ドアを開けるとそこには黒髪に青い目、そして、そこら中に宝石を身につけている30歳くらいの男が座っていた。
いかにも金持ちって感じだな。
俺はそう思いながらその男に話しかけた。
「すみません、魔物の素材を買い取って欲しいんですけど・・」
「チッ、はい!では、その魔物の素材をここに出してください。」
男は小さく舌打ちをし、それを隠すように、笑顔でそう言った。
俺は少し不快になりながらも男の言ったとおり、熊の素材を机にだした。
「はーこれは、グロースベーアですね。
正直、よくいる魔物ですし、倒すのも簡単だ。
その上、解体も荒い。なにより、魔石がないんじゃ話にならない。」
解体は初めてだから、仕方ないとして、倒すのは大変だったんだがな。
俺が不満に思っていると男は続けた。
「まあ、特別に銀貨3枚で買い取ってあげますよ。
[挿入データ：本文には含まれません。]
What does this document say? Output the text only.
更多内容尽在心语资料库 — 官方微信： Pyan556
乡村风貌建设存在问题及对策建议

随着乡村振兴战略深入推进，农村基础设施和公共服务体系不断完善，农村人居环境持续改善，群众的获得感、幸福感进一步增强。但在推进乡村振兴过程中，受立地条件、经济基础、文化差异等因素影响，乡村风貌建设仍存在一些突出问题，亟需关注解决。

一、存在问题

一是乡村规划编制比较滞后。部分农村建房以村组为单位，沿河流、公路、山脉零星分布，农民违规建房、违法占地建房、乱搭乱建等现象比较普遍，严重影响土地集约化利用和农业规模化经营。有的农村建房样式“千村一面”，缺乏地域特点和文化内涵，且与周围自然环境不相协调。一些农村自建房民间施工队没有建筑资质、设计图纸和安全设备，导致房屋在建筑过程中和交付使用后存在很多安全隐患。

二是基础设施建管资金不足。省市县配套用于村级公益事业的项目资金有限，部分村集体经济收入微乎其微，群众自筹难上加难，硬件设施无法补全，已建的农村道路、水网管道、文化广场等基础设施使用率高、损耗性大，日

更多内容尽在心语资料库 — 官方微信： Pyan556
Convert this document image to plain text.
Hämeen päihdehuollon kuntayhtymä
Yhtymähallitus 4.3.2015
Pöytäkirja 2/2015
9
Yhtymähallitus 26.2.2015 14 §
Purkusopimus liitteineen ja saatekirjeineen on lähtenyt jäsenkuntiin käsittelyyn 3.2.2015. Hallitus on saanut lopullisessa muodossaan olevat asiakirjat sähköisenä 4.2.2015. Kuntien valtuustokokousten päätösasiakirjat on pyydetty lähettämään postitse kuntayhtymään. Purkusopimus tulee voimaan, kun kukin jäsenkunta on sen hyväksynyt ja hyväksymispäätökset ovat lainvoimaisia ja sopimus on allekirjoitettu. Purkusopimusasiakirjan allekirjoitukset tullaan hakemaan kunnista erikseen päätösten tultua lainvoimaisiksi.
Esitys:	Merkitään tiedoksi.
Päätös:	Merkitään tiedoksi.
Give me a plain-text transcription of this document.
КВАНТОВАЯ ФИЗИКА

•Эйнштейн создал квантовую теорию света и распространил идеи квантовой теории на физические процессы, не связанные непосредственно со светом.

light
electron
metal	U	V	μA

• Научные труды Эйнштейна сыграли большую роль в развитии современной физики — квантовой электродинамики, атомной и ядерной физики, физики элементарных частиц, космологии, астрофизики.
」
男は完全に上から目線でそう言った。
銀貨3枚!?魔物の素材だぞ?とはいえ、これが本来の価格ならどうしようもない。どうしたものか。
俺が迷っていると男はニヤニヤしながら待っている。
うーんまあ、持っていてもしかたないし、銀貨3枚でも売っておくべきか?
俺が決断しようとすると、店のドアが大きな音をたてて開き誰かが入ってきた。
入ってきた人は黒いローブに狐の仮面を被っいる。
体系的に女か?歳は見た感じ俺と同い年か年下だな。
「やっぱり。」
謎の黒ローブの少女は俺の持ってきた素材をみてそう一言呟いた。
「また客を騙していたのね。アシールさん。」
謎の少女は男をみてそう言った。
どうやら金持ちそうなあの男はアシールというようだ。
「また邪魔しにきたのか!いい加減にしろ!!お前のせいでどれだけ売り上げが下がったとおもう!!」
「それは、貴方が人を騙してお金を取るからでしょ!!」
「この世界は弱肉強食だ!!騙される方が悪い!!」
アシールは全く聞く耳を持たない。
「それなら私が邪魔するのも問題ないわよね?」
謎の少女はアシールにそう言い返した。
その言葉を聞いたアシールは悔しそうだ。
「はあ、そこの貴方。この素材を売るなら冒険者ギルドがいいわ。ちゃんとした価格で買い取ってくれるはずよ。」
謎の少女は俺にそう話しかけてきた。
「ここの道をまっすぐ進んで、左に進むと大きな道があるから、そこを左に歩いて行ったら剣の旗が立ってるはず。そこが冒険者ギルドよ。」
少女は道を指差しながらそう続けた。
「ありがとう。」
俺はそう軽くお礼を言って店をでた。